The Court denies the motion as to Image 3, which shows an armed Palestinian soldier embracing a famous mosque.  This could be read as an endorsement of the use of force to advance the Muslim religion that is consistent with the aggressive and harassing comments to which Plaintiff was subjected and reflects a discriminatory intent as alleged by Plaintiff. 

Accordingly, the Court grants the motions as to Images 1, 2, 4, 5, 6 and 7 and denies it as to Image 3.

Defendant’s MIL # 2:  seeking to exclude any evidence of, reference to or argument regarding any economic or non-economic damages not previously disclosed in discovery.
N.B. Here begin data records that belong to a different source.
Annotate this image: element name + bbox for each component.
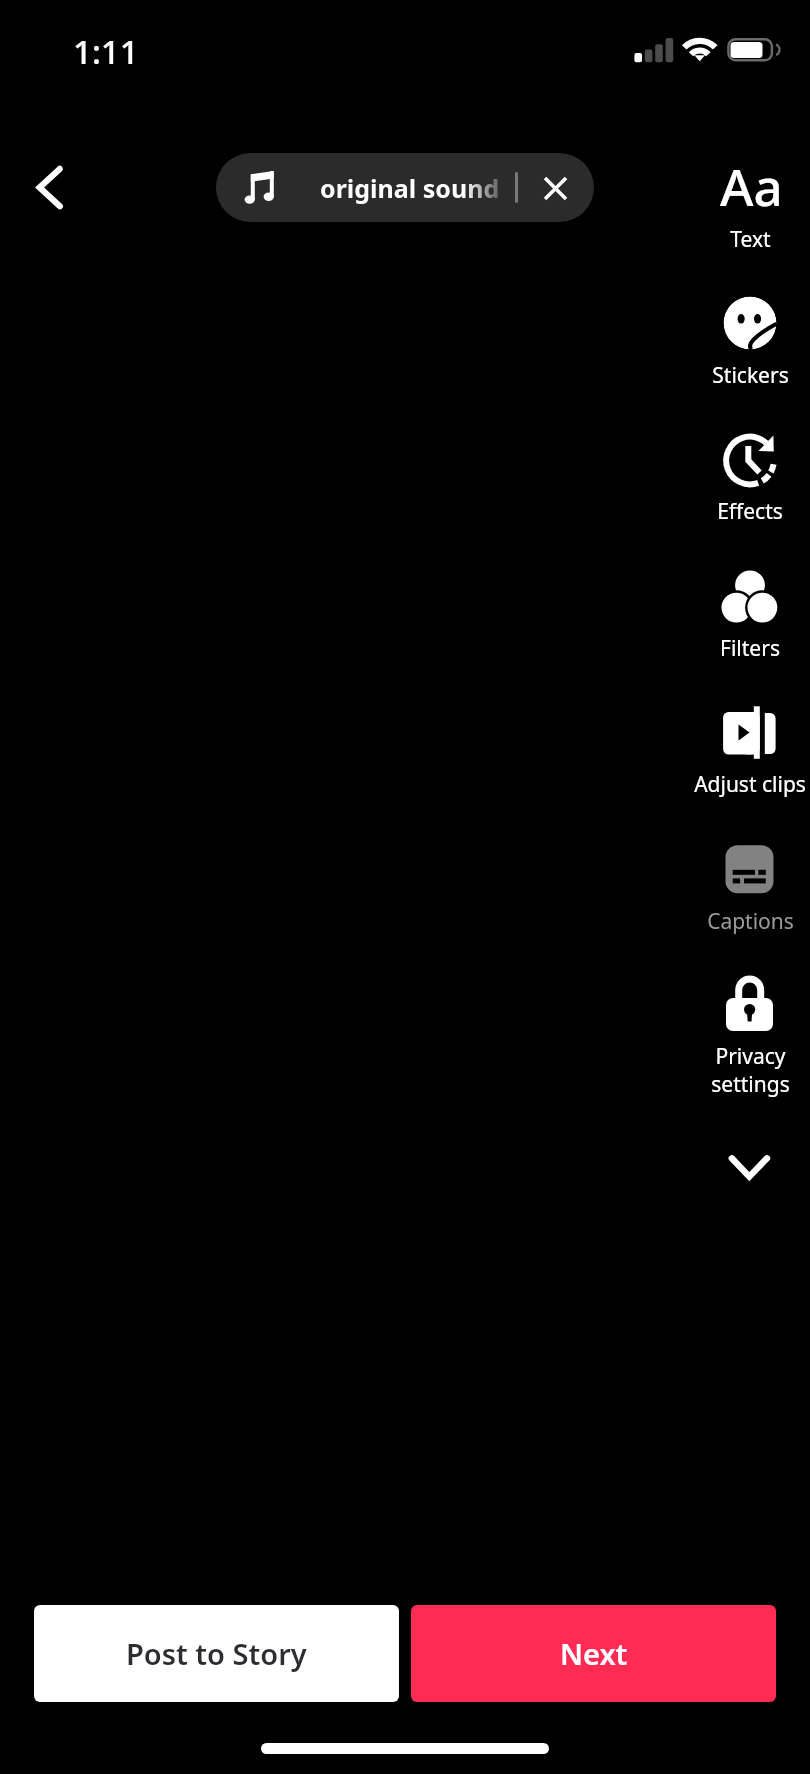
- staticText: Captions: [707, 907, 794, 936]
- staticText: Post to Story: [126, 1634, 307, 1673]
- button[interactable]: Next: [411, 1605, 776, 1702]
- staticText: Aa: [720, 151, 783, 215]
- button[interactable]: Adjust clips: [600, 700, 810, 799]
- staticText: 1:11: [73, 29, 139, 74]
- button[interactable]: Stickers: [600, 291, 810, 390]
- staticText: Stickers: [712, 361, 789, 390]
- button[interactable]: Remove sound: [533, 166, 577, 210]
- button[interactable]: Aa: [600, 155, 810, 254]
- staticText: Privacy settings: [711, 1042, 790, 1098]
- button[interactable]: Captions: [600, 837, 810, 936]
- button[interactable]: Back: [12, 150, 88, 226]
- button[interactable]: Collapse tools: [712, 1132, 788, 1204]
- staticText: original sound: [320, 171, 500, 205]
- button[interactable]: Post to Story: [34, 1605, 399, 1702]
- button[interactable]: Privacy settings: [600, 972, 810, 1098]
- staticText: Text: [730, 225, 771, 254]
- button[interactable]: original sound: [216, 153, 594, 222]
- staticText: Adjust clips: [694, 770, 806, 799]
- staticText: Effects: [717, 497, 783, 526]
- staticText: Next: [560, 1634, 628, 1673]
- button[interactable]: Filters: [600, 564, 810, 663]
- staticText: Filters: [720, 634, 780, 663]
- button[interactable]: Effects: [600, 427, 810, 526]
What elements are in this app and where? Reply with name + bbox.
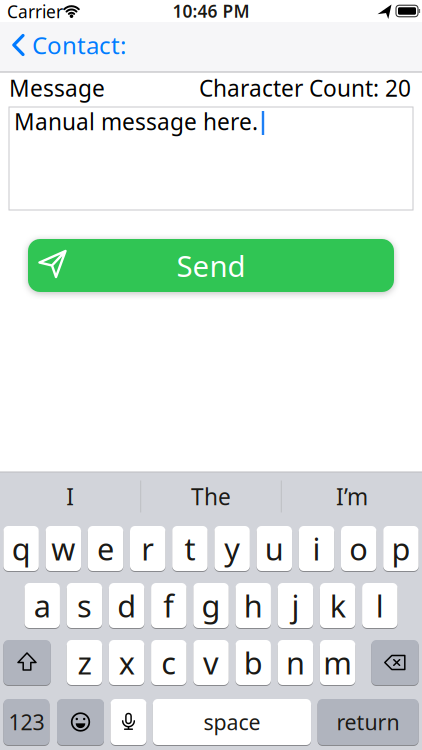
staticText: d — [117, 585, 136, 626]
button[interactable]: I — [1, 474, 139, 519]
button[interactable]: n — [278, 640, 313, 685]
staticText: q — [12, 528, 31, 569]
staticText: t — [184, 528, 195, 569]
button[interactable]: k — [320, 583, 355, 628]
button[interactable]: m — [320, 640, 355, 685]
button[interactable]: I’m — [283, 474, 421, 519]
button[interactable]: space — [153, 699, 311, 745]
button[interactable]: e — [88, 526, 123, 571]
button[interactable]: g — [193, 583, 229, 628]
button[interactable]: The — [142, 474, 280, 519]
staticText: l — [376, 585, 384, 626]
staticText: n — [286, 642, 305, 683]
staticText: c — [161, 642, 176, 683]
staticText: 123 — [8, 708, 44, 736]
button[interactable]: h — [236, 583, 271, 628]
staticText: p — [391, 528, 410, 569]
staticText: m — [323, 642, 352, 683]
button[interactable]: a — [24, 583, 60, 628]
button[interactable]: Dictate — [110, 699, 146, 745]
staticText: Carrier — [7, 0, 63, 23]
staticText: I’m — [336, 481, 368, 512]
staticText: o — [349, 528, 368, 569]
button[interactable]: f — [151, 583, 187, 628]
staticText: return — [337, 708, 400, 736]
button[interactable]: q — [3, 526, 39, 571]
button[interactable]: d — [109, 583, 144, 628]
staticText: f — [163, 585, 174, 626]
button[interactable]: b — [236, 640, 271, 685]
staticText: x — [119, 642, 135, 683]
staticText: u — [265, 528, 284, 569]
staticText: 10:46 PM — [172, 0, 250, 22]
staticText: Manual message here. — [14, 106, 258, 136]
staticText: b — [244, 642, 263, 683]
button[interactable]: t — [172, 526, 208, 571]
button[interactable]: Delete — [371, 640, 419, 685]
staticText: I — [66, 481, 74, 512]
staticText: y — [224, 528, 240, 569]
button[interactable]: r — [130, 526, 166, 571]
button[interactable]: u — [257, 526, 292, 571]
staticText: Contact: — [32, 29, 126, 61]
button[interactable]: return — [318, 699, 419, 745]
staticText: a — [34, 585, 51, 626]
button[interactable]: l — [362, 583, 398, 628]
staticText: The — [191, 481, 231, 512]
button[interactable]: o — [341, 526, 376, 571]
button[interactable]: Send — [28, 239, 394, 292]
staticText: i — [312, 528, 320, 569]
staticText: e — [97, 528, 114, 569]
staticText: Send — [176, 246, 246, 285]
staticText: h — [244, 585, 263, 626]
staticText: Character Count: 20 — [199, 73, 411, 103]
button[interactable]: p — [383, 526, 419, 571]
button[interactable]: j — [278, 583, 313, 628]
button[interactable]: v — [193, 640, 229, 685]
button[interactable]: y — [214, 526, 250, 571]
staticText: w — [51, 528, 75, 569]
button[interactable]: Back — [12, 29, 126, 61]
button[interactable]: s — [67, 583, 102, 628]
staticText: Message — [9, 73, 105, 103]
button[interactable]: c — [151, 640, 187, 685]
button[interactable]: Numbers — [3, 699, 49, 745]
staticText: s — [77, 585, 92, 626]
button[interactable]: i — [299, 526, 334, 571]
staticText: space — [204, 708, 260, 736]
button[interactable]: x — [109, 640, 144, 685]
button[interactable]: w — [46, 526, 81, 571]
staticText: g — [202, 585, 220, 626]
staticText: j — [291, 585, 299, 626]
staticText: r — [141, 528, 154, 569]
button[interactable]: Shift — [3, 640, 51, 685]
staticText: z — [77, 642, 91, 683]
staticText: v — [203, 642, 219, 683]
button[interactable]: Emoji — [57, 699, 104, 745]
button[interactable]: z — [67, 640, 102, 685]
staticText: k — [330, 585, 346, 626]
TENTATIVE RULING:  DENIED.

The Court is unable to issue a meaningful ruling because Defendant has not identified any evidence to be excluded.  Further, it has failed to demonstrate any basis for exclusion.  In general, a party who has responded to formal written discovery has no affirmative duty to supplement its responses when new information comes into its possession.  (Biles v. Exxon Mobil Corp. (2004) 124 Cal.App.4th 1315, 1318–1319, 1328.)  “[A]bsent unusual circumstances, such as repeated and egregious discovery abuses,” courts will not impose an evidentiary sanction for a failure to disclose unless there has been a “willful” failure to disclose.  (Id., at p. 1327.)  Defendant has made no such showing here.

Defendant’s MIL # 3:  seeking to exclude any evidence of, reference to or argument regarding any punitive damages.

TENTATIVE RULING:  GRANTED IN PART, as to Defendant City of Glendale, and otherwise DENIED.

Defendant’s MIL # 4:  seeking to exclude any evidence of, reference to or argument regarding Vahik Haddadian’s claims against the City, lawsuit and settlement.

TENTATIVE RULING:  DENIED, except as to the existence and terms of the settlement.

Haddadian’s testimony in this case is centrally relevant to Plaintiff’s claims, as he will provide percipient evidence about Plaintiff’s work performance and his evaluation of that performance, Defendants’ interference with Haddadian’s assigned task of conducting a performance evaluation of Plaintiff, and their allegedly retaliatory response to his refusal to change that evaluation to serve Defendants’ purposes rather than reflecting Haddadian’s true perspective.  Not only is this evidence key to proving the discrimination and retaliation Plaintiff faced, but Haddadian’s personal experience with Defendants’ allegedly retaliatory conduct is classic “me too” evidence revealing Defendants’ retaliatory animus and their modus operandi for dealing with protesting employees.  While the evidence may be extremely damaging to Defendants depending on how it is received by the jury, the Court cannot say that it will engender “undue prejudice” within the meaning of Evidence Code § 352.  Thus, the Court denies the motion with respect to Haddadian’s supervision of Plaintiff and evaluation of her job performance, as well as the pressure and backlash he experienced from Defendants who sought to change Plaintiff’s evaluation over Haddadian’s objection and then fired him when he refused to comply.  Haddadian’s reaction that he was retaliated against for his opposition and his decision to sue are also admissible as “me too” evidence.

The fact that Haddadian reached a settlement with Defendants and the terms of that agreement are not admissible, however.  Evidence Code § 1152 prohibits the admission of Defendants’ settlement with Haddadian to prove their liability to him in the context of his claims of retaliation.  While Plaintiff suggests Haddadian’s settlement is somehow relevant in some other way, she has failed to identify any other probative value of the settlement or its terms.  In the Court’s view, while the settlement is directly connected to Defendants’ alleged mistreatment of  Haddadian rather than Plaintiff, that evidence is only relevant here as part of a “me too” showing to support liability to Plaintiff.  Thus, Haddadian’s settlement would in fact be offered to show Defendants’ liability to Plaintiff so it must be excluded under Evidence Code § 1152.